At least one group of researchers, Ilgen, Hollenbeck, Johnson, and Jundt (2005), recommends that teams function better if the leaders are rotated. My own feeling is that it really depends on the team’s purpose. The purpose will define whether it is best to have one leader; rotate leaders based on expertise; or rotate leaders on a timeline. One of the great things about this is if an organization has an executive development strategy in place this gives the up and coming executive a means to increase her visibility as a leader to others. This in turn can help credibility as she may later be assigned a position within a department represented by one of the team members.
There is yet another sane reason behind Ilgen, Hollenbeck, Johnson, and Jundt recommendation. If one person is leading the group then the group is more subject to the influence of that one person. This is especially if that one person has power. By power I am thinking of executive power, expert power (that is the person is extremely knowledgeable), or influential power (people trust or fear a person). The influence of a leader can take derail the team.

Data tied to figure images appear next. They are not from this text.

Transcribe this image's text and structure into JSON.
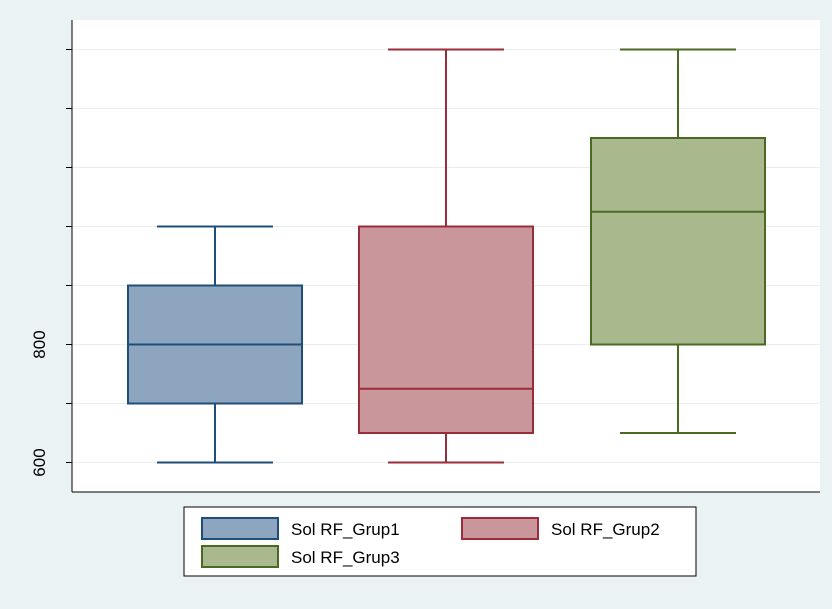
{
  "chart_data": {
    "type": "box",
    "ylim": [
      550,
      1350
    ],
    "yticks": [
      600,
      700,
      800,
      900,
      1000,
      1100,
      1200,
      1300
    ],
    "ytick_labels": [
      "600",
      "",
      "800",
      "",
      "",
      "",
      "",
      ""
    ],
    "grid": true,
    "legend_position": "bottom",
    "series": [
      {
        "name": "Sol RF_Grup1",
        "color": "#8da5bf",
        "edge": "#1f4e79",
        "whisker_low": 600,
        "q1": 700,
        "median": 800,
        "q3": 900,
        "whisker_high": 1000
      },
      {
        "name": "Sol RF_Grup2",
        "color": "#c9979b",
        "edge": "#9b2c3a",
        "whisker_low": 600,
        "q1": 650,
        "median": 725,
        "q3": 1000,
        "whisker_high": 1300
      },
      {
        "name": "Sol RF_Grup3",
        "color": "#a9b98d",
        "edge": "#4a6a23",
        "whisker_low": 650,
        "q1": 800,
        "median": 1025,
        "q3": 1150,
        "whisker_high": 1300
      }
    ]
  }
}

I remember being with friends and thinking this is a stupid idea, but the person leading the group possessed too much influence. So we ended up bulleting down the road like we were on a luge driven by a mad man. Obviously I survived peer pressure where the group was willing to allow teenage desperado to drive a car 70 to 100 miles an hour on a 35 mile hour backwoods road. We were one small missed turn from a very negative outcome.

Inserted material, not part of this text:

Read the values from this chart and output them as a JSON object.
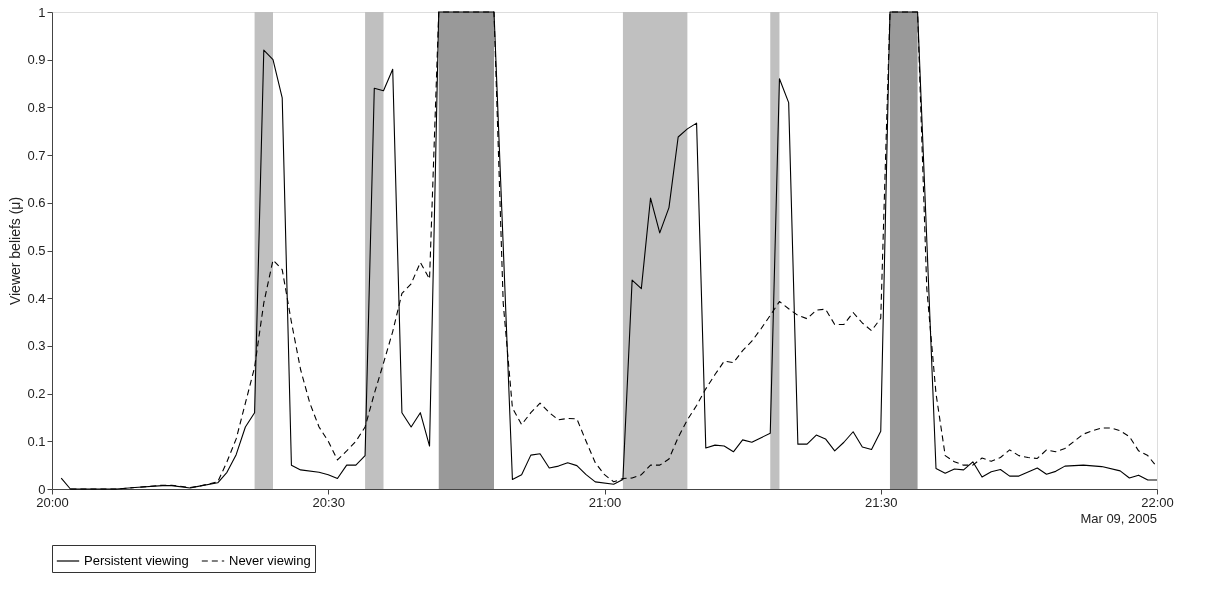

So how does an event I just described happen? When people believe or accept a perception of an individual they may ignore the likelihood of adverse outcomes or unforeseen conditions. My cousins and friends ignored the fact that this guy really was a convict and one that had little regard for his or anyone else’s life. If they choose to look at what they knew they would have known he was the last person any of use ought to allow behind the wheel. A great book was written about our tendency to do this called, The Black Swan by Nassim Nicholas Taleb. The foregoing, a negative black swan (one where the unforeseen is not good) can be stumbled into by ignoring data or selecting a method of analysis that will support presuppositions.
Ever talk to an idiot, in the old meaning, a person who sees things only one way. No matter what you present to such a person it will be discounted. I remember engaging in a conversation with a person into government and wealthy people conspiracies. It is a type of lunacy. Reality means little to a person sold on a narrow perspective grounded on a presupposition. This person’s theory revolved around fast food. The premise was the rich were trying to make a better future for each other by getting people in the middle and lower economic class hooked on junk food. The rosier future was to be arrived at by a high mortality rate among junk food consumers. This theory ignores several facts. If people are dying they need to be dying somewhere – hospitals. Second, it is unlike they will die out right, but burden the medical system with heart patients. Third, manipulating society is near impossible. How come? There are so many variables and sources of those variables that it is way too easy to miss something crucial to the plan’s success. There are too many variable to know about let alone control. Fourth it ignores the fact that not all food that is bad for people is served at fast food joints. Aristocracy eats calorie dense food high in fats and sugars too. Every time I would present a rational reason refuting the person’s theory his eyes would glaze over and more drivel would spew out. People if not monitored can lock into a single idea and reject other ideas that may be more rational. It is something we are all subject to. It is easier to do in groups.
The caveat here is: whether it is one leader or five there must be a conscious effort by the group to avoid forming an opinion before all the confirming or disconfirming data or information is in. It is bad reasoning to start with an opinion and see if you can prove it unless you are toying with an idea and work as hard to disprove the idea as to prove it.
I am tentatively writing about team goals in my next post.
Ilgen, D. R., Hollenbeck, J. R., Johnson, M., & Jundt, D. (2005). Teams In Organizations: From Input-Process-Output Models to IMOI Models. Annual Review of Psychology, 56(1), 517-543. Retrieved May 10, 2006 from Business Source Premier.